Alejandro Jodorowsky: Aktör, besteci, çizgi roman yazarı, prodüktör, psikoterapist, yönetmen. Özellikle belirli bir kesime hitap eden sürreal ve şok filmleri yönettiği, çok sayıda çizgi romanın yazarı olarak bilinir. 1962’de panik hareketini Roland Topar ve Fernando Arrabal ile beraber yarattı. Ayrıca meşhur sanatçılarla çalıştı: Marcel Marceau, Maurice Chevalier, H.R. Giger, Dan O’Bannon, Jean Giraud.
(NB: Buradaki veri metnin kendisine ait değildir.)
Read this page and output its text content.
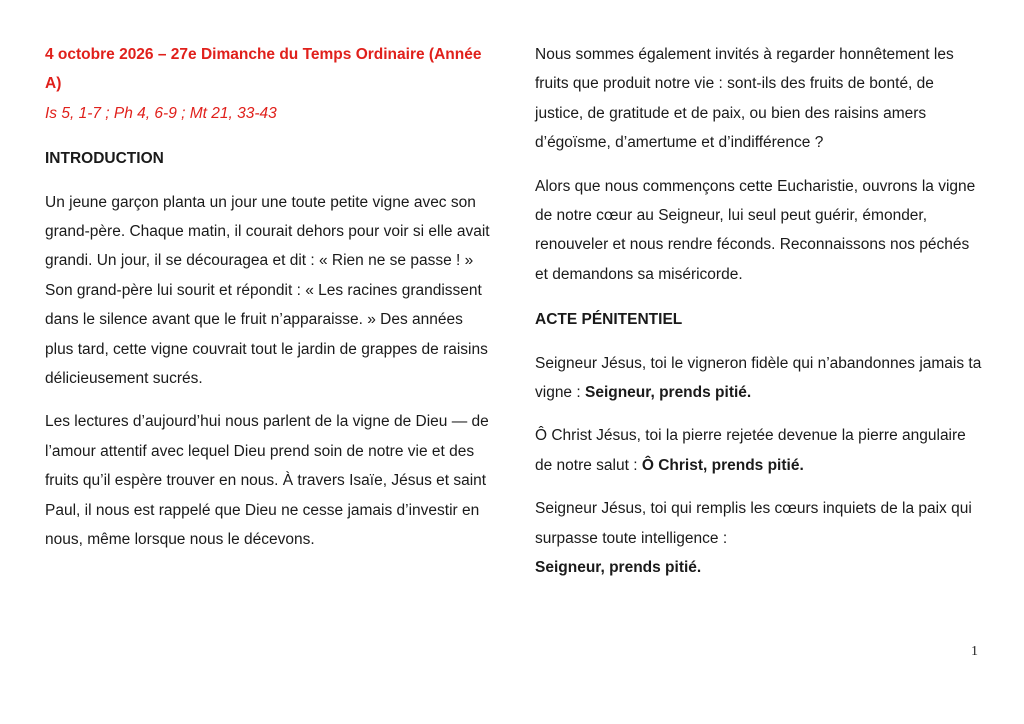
4 octobre 2026 – 27e Dimanche du Temps Ordinaire (Année A)
Is 5, 1-7 ; Ph 4, 6-9 ; Mt 21, 33-43
INTRODUCTION

Un jeune garçon planta un jour une toute petite vigne avec son grand-père. Chaque matin, il courait dehors pour voir si elle avait grandi. Un jour, il se découragea et dit : « Rien ne se passe ! » Son grand-père lui sourit et répondit : « Les racines grandissent dans le silence avant que le fruit n’apparaisse. » Des années plus tard, cette vigne couvrait tout le jardin de grappes de raisins délicieusement sucrés.

Les lectures d’aujourd’hui nous parlent de la vigne de Dieu — de l’amour attentif avec lequel Dieu prend soin de notre vie et des fruits qu’il espère trouver en nous. À travers Isaïe, Jésus et saint Paul, il nous est rappelé que Dieu ne cesse jamais d’investir en nous, même lorsque nous le décevons.

Nous sommes également invités à regarder honnêtement les fruits que produit notre vie : sont-ils des fruits de bonté, de justice, de gratitude et de paix, ou bien des raisins amers d’égoïsme, d’amertume et d’indifférence ?

Alors que nous commençons cette Eucharistie, ouvrons la vigne de notre cœur au Seigneur, lui seul peut guérir, émonder, renouveler et nous rendre féconds. Reconnaissons nos péchés et demandons sa miséricorde.

ACTE PÉNITENTIEL

Seigneur Jésus, toi le vigneron fidèle qui n’abandonnes jamais ta vigne : Seigneur, prends pitié.

Ô Christ Jésus, toi la pierre rejetée devenue la pierre angulaire de notre salut : Ô Christ, prends pitié.

Seigneur Jésus, toi qui remplis les cœurs inquiets de la paix qui surpasse toute intelligence :
Seigneur, prends pitié.

1
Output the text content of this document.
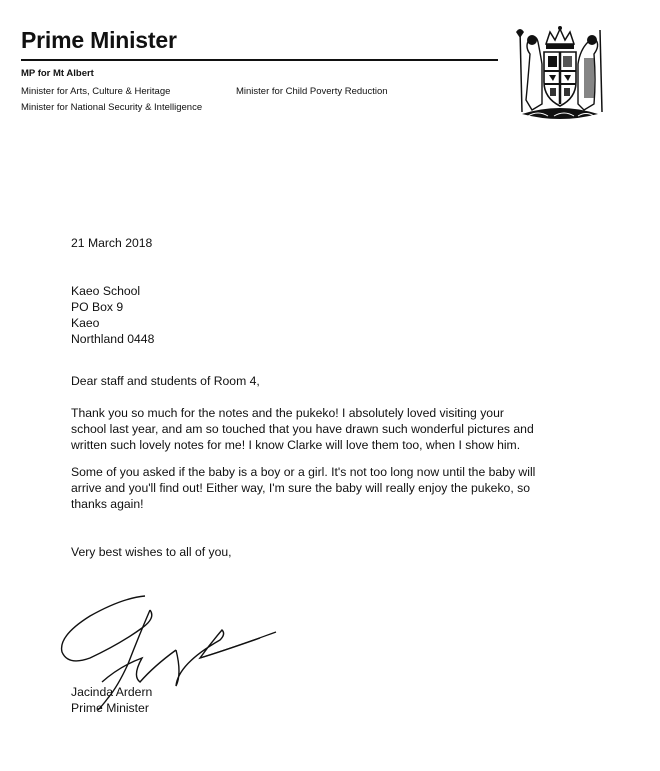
Prime Minister
MP for Mt Albert
Minister for Arts, Culture & Heritage
Minister for National Security & Intelligence
Minister for Child Poverty Reduction
21 March 2018
Kaeo School
PO Box 9
Kaeo
Northland 0448
Dear staff and students of Room 4,
Thank you so much for the notes and the pukeko! I absolutely loved visiting your school last year, and am so touched that you have drawn such wonderful pictures and written such lovely notes for me! I know Clarke will love them too, when I show him.
Some of you asked if the baby is a boy or a girl. It's not too long now until the baby will arrive and you'll find out! Either way, I'm sure the baby will really enjoy the pukeko, so thanks again!
Very best wishes to all of you,
Jacinda Ardern
Prime Minister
John Lennon Jodorowsky’nin işlerine hayrandı… 3 Aralık 2005’de İrlanda Gurteen Kalesi’nde arkadaşı Marilyn Manson ve Dita Von Teese’nin meshepsiz evlilik töreninde görev yaptı.
Filmografi: Les Têtes interverties (1957) – Fando y Lis (1967) – El Topo (1970) – The Holy Mountain (La montaña sagrada, 1973) – Tusk (Movie) (1980) – Santa Sangre (1989) – The Rainbow Thief (1990)
Vay Jodorowsky vay acaba bir röportaj patlatabilirseniz kendisiyle yeşilçam filmleri ve diğer trash filmlerden haberdarmı?Analizini yapabilirmi zira ustanın eserlerinin yanında bu saydıklarım daha bir sürreal :)
60’ların saykodelik fenomeni. sinemada spiritüalizm denince akla gelen ilk isimdir jodorowsky. kanımca daha hard bir felliniyen yapıya sahiptir. fakat italyan ekürisinden daha apolitiktir. fellini’de en azından püriten-konformist italyan küçük burjuva eleştirisi vardır, jodorowsky’de ise avangartın neşeli, sakin sularında kulaç atmak. fidel castro ne güzel söylemiş -bizim düşmanımız soyut sanat değil, emperyalizmdir- diye. bu da öyle bir şey işte.